Verbeek H, Nilsson L, Bosch L
Department of Biochemistry, Leiden University, Gorlaeus Laboratories, The Netherlands.
Biochimie. 1991 Jun;73(6):713-8. doi: 10.1016/0300-9084(91)90051-2.
The upstream activator sequence (UAS) of the thrU(tufB) operon, which is the target of the trans-activating protein FIS, has a bent structure. Here we show that the center of bending lies around position -95, between the two FIS-binding regions. Studies with fis+ and fis- cells show that FIS-induced bending of the UAS plays a major role in the trans-activation of the thrU(tufB) operon. This has been concluded from the finding that insertions of small DNA segments, comprising less than one or two complete helix turns, in the junction of the UAS and the RNA polymerase-binding site reduce transcription significantly. Partial restoration of transcriptional activity occurs when one or more full helix turns are inserted. These data are in line with but do not prove that a direct interaction between FIS and RNA polymerase is involved in trans-activation. A role of bending per se resulting from FIS/DNA interaction cannot be excluded.
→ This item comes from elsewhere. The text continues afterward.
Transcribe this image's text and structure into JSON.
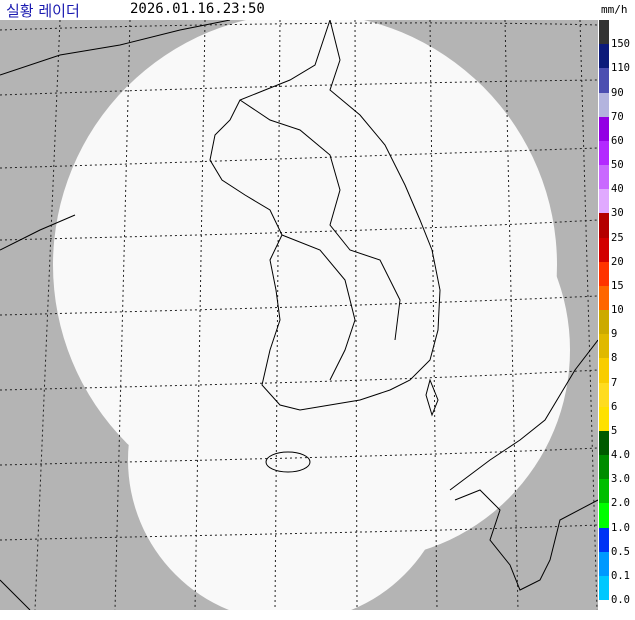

苏氨酸操纵子(thrU[tufB])的上游激活序列(UAS)是反式激活蛋白FIS的作用靶点,具有弯曲结构。我们在此表明,弯曲中心位于两个FIS结合区域之间的约-95位附近。对fis+和fis-细胞的研究表明,FIS诱导的UAS弯曲在thrU[tufB]操纵子的反式激活中起主要作用。这一结论是基于以下发现:在UAS与RNA聚合酶结合位点的连接处插入小于一或两个完整螺旋圈的小DNA片段会显著降低转录。当插入一个或多个完整螺旋圈时,转录活性会部分恢复。这些数据与FIS和RNA聚合酶之间的直接相互作用参与反式激活一致,但并未证明这一点。不能排除FIS/DNA相互作用导致的弯曲本身所起的作用。